I have tried in vain to upload a picture but my normal routine of take picture, email it to myself in reduced size, and upload it is not working today. I’ll keep trying.

The parts manual shows a maybe 1/2” wide strap bent 180°into a “U” and with long enough legs to go around the brake line with a rubber bushing (1/4” vacuum hose?), and holes for a rivet (I would rather have a bolt). The strap goes the long way to the hole, in other words, the strap can either be longer or shorter. The parts manual shows it longer. I think stainless steel would be a great idea for the strap. The originals are carbon steel.

Re: Earliest knock-kneed gear legs question

Posted: Mon Sep 09, 2019 9:23 pm
by jlwild
Del, my 1955 170B uses the dimpled straps. If I remember correctly I purchased NOS replacements from Air Repair. Might be worth checking them out.

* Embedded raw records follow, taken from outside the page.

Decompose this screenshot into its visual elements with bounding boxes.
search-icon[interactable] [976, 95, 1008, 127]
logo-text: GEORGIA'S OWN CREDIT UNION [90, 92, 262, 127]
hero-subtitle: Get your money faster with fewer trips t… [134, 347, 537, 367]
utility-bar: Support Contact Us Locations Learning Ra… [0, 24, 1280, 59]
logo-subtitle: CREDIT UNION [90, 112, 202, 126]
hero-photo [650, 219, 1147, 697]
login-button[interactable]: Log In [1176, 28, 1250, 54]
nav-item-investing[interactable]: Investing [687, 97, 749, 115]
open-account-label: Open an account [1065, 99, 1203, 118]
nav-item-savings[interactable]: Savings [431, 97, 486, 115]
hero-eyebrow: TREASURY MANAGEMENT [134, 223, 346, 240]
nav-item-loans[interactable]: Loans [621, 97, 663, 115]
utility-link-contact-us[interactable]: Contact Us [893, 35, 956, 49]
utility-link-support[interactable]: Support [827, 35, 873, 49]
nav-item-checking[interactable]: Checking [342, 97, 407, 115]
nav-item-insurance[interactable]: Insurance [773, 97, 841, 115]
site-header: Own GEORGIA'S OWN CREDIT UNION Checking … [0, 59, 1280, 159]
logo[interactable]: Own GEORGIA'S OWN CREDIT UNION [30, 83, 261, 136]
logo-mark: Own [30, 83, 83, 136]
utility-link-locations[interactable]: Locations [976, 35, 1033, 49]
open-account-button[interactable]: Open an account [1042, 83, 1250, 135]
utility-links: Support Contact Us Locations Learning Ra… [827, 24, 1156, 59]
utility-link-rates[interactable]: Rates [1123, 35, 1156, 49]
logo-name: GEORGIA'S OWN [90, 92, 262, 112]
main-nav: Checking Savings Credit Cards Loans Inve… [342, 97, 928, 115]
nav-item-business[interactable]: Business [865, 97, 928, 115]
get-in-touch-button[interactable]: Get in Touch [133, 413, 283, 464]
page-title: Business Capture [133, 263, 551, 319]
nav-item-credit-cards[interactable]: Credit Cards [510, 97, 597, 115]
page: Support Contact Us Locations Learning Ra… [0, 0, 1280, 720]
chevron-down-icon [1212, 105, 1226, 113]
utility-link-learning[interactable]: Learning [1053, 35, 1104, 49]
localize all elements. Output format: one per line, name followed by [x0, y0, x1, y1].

Re: Earliest knock-kneed gear legs question

Posted: Tue Sep 10, 2019 12:20 am
by Bruce Fenstermacher
I believe form the factory the brake line strap was riveted to the leg. Of course the first time maintenance was required the rivet got replace with a screw. In any case, what ever held the strap to the leg is not specified in the IPC.
Screen Shot 2019-09-09 at 8.19.07 PM.png

Re: Earliest knock-kneed gear legs question

Posted: Tue Sep 10, 2019 12:17 pm
by gfeher
Del, with your first option, I'd be concerned about dissimilar metal corrosion between the soft rivet and the hole, especially given that I understand the hole area was prone to failure in the past. Your second option is more like the Cessna's later version on the dimpled knock-kneed legs on my '52 model. The clips on mine can move/float a bit, but it's never been a problem. The clips don't come anywhere near to falling off. In order to prevent the clips from scratching the paint on the legs, I've put small strips of silicone tape between the legs and the clips. Works very well. If I were you, I'd just try to find a set of the later clips.

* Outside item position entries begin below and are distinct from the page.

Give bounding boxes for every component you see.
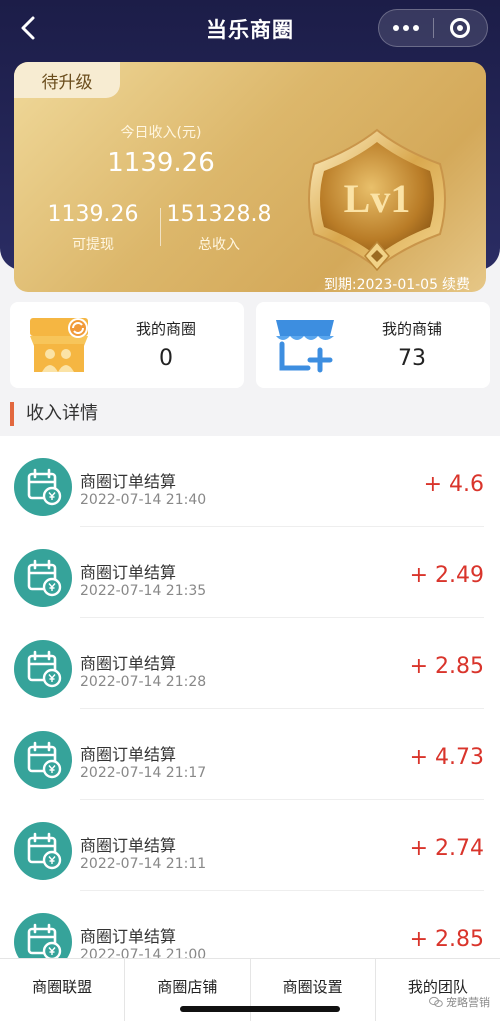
calendar-yen-icon bbox=[27, 832, 62, 870]
total-income-value: 151328.8 bbox=[166, 202, 272, 227]
record-title: 商圈订单结算 bbox=[80, 472, 177, 491]
record-amount: + 2.49 bbox=[409, 563, 484, 588]
expiry-info: 到期:2023-01-05 续费 bbox=[324, 274, 470, 292]
close-button[interactable] bbox=[434, 10, 487, 46]
target-close-icon bbox=[450, 18, 471, 38]
shop-group-icon bbox=[30, 318, 88, 372]
list-item[interactable]: 商圈订单结算 2022-07-14 21:35 + 2.49 bbox=[0, 527, 500, 618]
record-title: 商圈订单结算 bbox=[80, 654, 177, 673]
calendar-yen-icon bbox=[27, 559, 62, 597]
more-dot bbox=[413, 25, 419, 31]
income-card: 待升级 今日收入(元) 1139.26 1139.26 可提现 151328.8… bbox=[14, 62, 486, 292]
record-amount: + 4.6 bbox=[423, 472, 484, 497]
list-item[interactable]: 商圈订单结算 2022-07-14 21:28 + 2.85 bbox=[0, 618, 500, 709]
my-shops-tile[interactable]: 我的商铺 73 bbox=[256, 302, 490, 388]
settlement-icon bbox=[14, 731, 72, 789]
record-title: 商圈订单结算 bbox=[80, 836, 177, 855]
record-time: 2022-07-14 21:17 bbox=[80, 765, 207, 781]
calendar-yen-icon bbox=[27, 923, 62, 958]
more-dots-icon bbox=[393, 25, 399, 31]
settlement-icon bbox=[14, 822, 72, 880]
my-business-circle-count: 0 bbox=[159, 346, 173, 371]
settlement-icon bbox=[14, 913, 72, 958]
watermark-text: 宠略营销 bbox=[446, 996, 490, 1009]
settlement-icon bbox=[14, 549, 72, 607]
record-time: 2022-07-14 21:11 bbox=[80, 856, 207, 872]
list-item[interactable]: 商圈订单结算 2022-07-14 21:40 + 4.6 bbox=[0, 436, 500, 527]
section-title: 收入详情 bbox=[10, 402, 98, 426]
today-income-value: 1139.26 bbox=[107, 148, 215, 178]
settlement-icon bbox=[14, 640, 72, 698]
withdrawable-value: 1139.26 bbox=[47, 202, 139, 227]
income-list[interactable]: 商圈订单结算 2022-07-14 21:40 + 4.6 商圈订单结算 202… bbox=[0, 436, 500, 958]
tab-my-team[interactable]: 我的团队 bbox=[376, 959, 500, 1021]
expiry-date: 到期:2023-01-05 bbox=[323, 277, 438, 292]
close-dot bbox=[457, 25, 464, 31]
home-indicator bbox=[180, 1006, 340, 1012]
record-time: 2022-07-14 21:40 bbox=[80, 492, 207, 508]
watermark: 宠略营销 bbox=[429, 994, 490, 1010]
list-item[interactable]: 商圈订单结算 2022-07-14 21:00 + 2.85 bbox=[0, 891, 500, 958]
renew-link[interactable]: 续费 bbox=[442, 277, 470, 292]
tab-alliance[interactable]: 商圈联盟 bbox=[0, 959, 126, 1021]
upgrade-badge[interactable]: 待升级 bbox=[14, 62, 120, 98]
my-business-circle-tile[interactable]: 我的商圈 0 bbox=[10, 302, 244, 388]
list-item[interactable]: 商圈订单结算 2022-07-14 21:11 + 2.74 bbox=[0, 800, 500, 891]
my-shops-label: 我的商铺 bbox=[381, 320, 442, 338]
record-title: 商圈订单结算 bbox=[80, 745, 177, 764]
calendar-yen-icon bbox=[27, 468, 62, 506]
withdrawable-label: 可提现 bbox=[72, 237, 114, 253]
store-add-icon bbox=[276, 320, 334, 373]
my-business-circle-label: 我的商圈 bbox=[135, 320, 196, 338]
record-amount: + 2.74 bbox=[409, 836, 484, 861]
nav-bar: 当乐商圈 bbox=[0, 0, 500, 56]
my-shops-count: 73 bbox=[398, 346, 426, 371]
list-item[interactable]: 商圈订单结算 2022-07-14 21:17 + 4.73 bbox=[0, 709, 500, 800]
record-title: 商圈订单结算 bbox=[80, 927, 177, 946]
level-emblem-icon: Lv1 bbox=[308, 128, 446, 272]
record-title: 商圈订单结算 bbox=[80, 563, 177, 582]
more-button[interactable] bbox=[379, 10, 433, 46]
total-income-label: 总收入 bbox=[198, 237, 240, 253]
today-income-label: 今日收入(元) bbox=[120, 125, 202, 141]
record-amount: + 4.73 bbox=[409, 745, 484, 770]
record-amount: + 2.85 bbox=[409, 654, 484, 679]
calendar-yen-icon bbox=[27, 650, 62, 688]
record-time: 2022-07-14 21:35 bbox=[80, 583, 207, 599]
record-time: 2022-07-14 21:28 bbox=[80, 674, 207, 690]
calendar-yen-icon bbox=[27, 741, 62, 779]
record-time: 2022-07-14 21:00 bbox=[80, 947, 207, 958]
more-dot bbox=[403, 25, 409, 31]
level-text: Lv1 bbox=[344, 176, 411, 221]
record-amount: + 2.85 bbox=[409, 927, 484, 952]
miniapp-capsule bbox=[378, 9, 488, 47]
settlement-icon bbox=[14, 458, 72, 516]
wechat-icon bbox=[429, 996, 443, 1007]
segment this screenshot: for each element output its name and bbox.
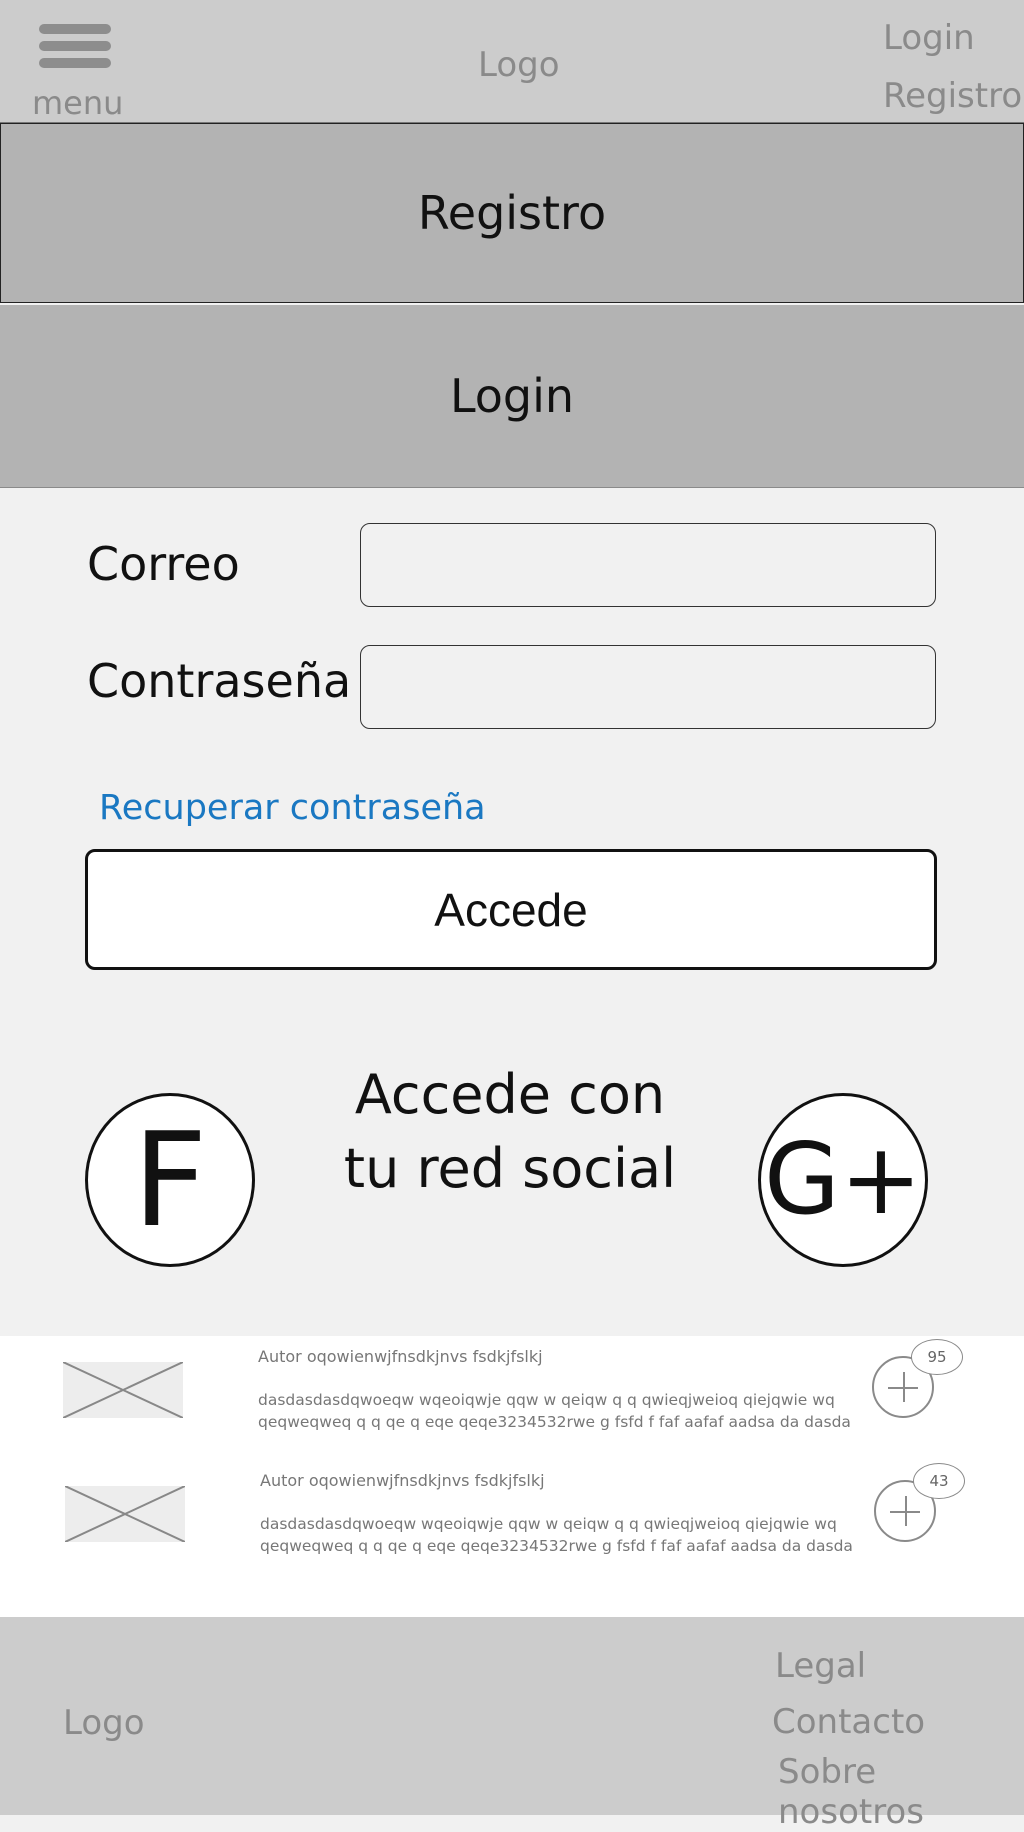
content-list: Autor oqowienwjfnsdkjnvs fsdkjfslkj dasd… (0, 1336, 1024, 1617)
image-placeholder-icon (63, 1362, 183, 1418)
header-login-link[interactable]: Login (883, 18, 975, 58)
item-text-line: dasdasdasdqwoeqw wqeoiqwje qqw w qeiqw q… (258, 1391, 835, 1409)
list-item: Autor oqowienwjfnsdkjnvs fsdkjfslkj dasd… (0, 1460, 1024, 1580)
footer-sobre-nosotros-link[interactable]: Sobre nosotros (778, 1752, 1024, 1832)
item-text-line: qeqweqweq q q qe q eqe qeqe3234532rwe g … (258, 1413, 851, 1431)
item-author: Autor oqowienwjfnsdkjnvs fsdkjfslkj (258, 1347, 543, 1366)
image-placeholder-icon (65, 1486, 185, 1542)
email-label: Correo (87, 537, 240, 591)
count-badge: 95 (911, 1339, 963, 1375)
item-text-line: dasdasdasdqwoeqw wqeoiqwje qqw w qeiqw q… (260, 1515, 837, 1533)
google-plus-icon: G+ (763, 1123, 923, 1237)
tab-registro[interactable]: Registro (0, 123, 1024, 303)
header-logo[interactable]: Logo (478, 45, 560, 85)
hamburger-icon-bar (39, 41, 111, 51)
facebook-login-button[interactable]: F (85, 1093, 255, 1267)
header-registro-link[interactable]: Registro (883, 76, 1022, 116)
list-item: Autor oqowienwjfnsdkjnvs fsdkjfslkj dasd… (0, 1336, 1024, 1456)
footer-logo[interactable]: Logo (63, 1703, 145, 1743)
recover-password-link[interactable]: Recuperar contraseña (99, 788, 486, 828)
submit-button[interactable]: Accede (85, 849, 937, 970)
menu-label: menu (32, 84, 124, 122)
item-text-line: qeqweqweq q q qe q eqe qeqe3234532rwe g … (260, 1537, 853, 1555)
email-field[interactable] (360, 523, 936, 607)
password-field[interactable] (360, 645, 936, 729)
footer-contacto-link[interactable]: Contacto (772, 1702, 925, 1742)
facebook-icon: F (132, 1104, 208, 1256)
count-badge: 43 (913, 1463, 965, 1499)
footer-legal-link[interactable]: Legal (775, 1646, 866, 1686)
hamburger-icon (39, 24, 111, 34)
social-login-title: Accede con tu red social (340, 1058, 680, 1206)
item-author: Autor oqowienwjfnsdkjnvs fsdkjfslkj (260, 1471, 545, 1490)
menu-button[interactable]: menu (32, 22, 123, 122)
hamburger-icon-bar (39, 58, 111, 68)
google-plus-login-button[interactable]: G+ (758, 1093, 928, 1267)
tab-login[interactable]: Login (0, 305, 1024, 488)
item-text: dasdasdasdqwoeqw wqeoiqwje qqw w qeiqw q… (260, 1513, 860, 1557)
social-title-line1: Accede con (354, 1063, 666, 1126)
password-label: Contraseña (87, 654, 352, 708)
social-title-line2: tu red social (343, 1137, 677, 1200)
item-text: dasdasdasdqwoeqw wqeoiqwje qqw w qeiqw q… (258, 1389, 858, 1433)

Re: Earliest knock-kneed gear legs question

Posted: Wed Sep 11, 2019 2:11 am
by GAHorn
Del... what about a different approach.... Why not use the previous gear-leg spring-clips ...but instead of using a rivet or bolt/screw... how about just drilling a small hole thru the clips’ dimpled area and running a loosely fitted cotter thru the clip and gear leg?

In any case, steel, iron and aluminum do not have large electrolytic issues according the charts I’ve seen.... what about a soft aluminum rivet?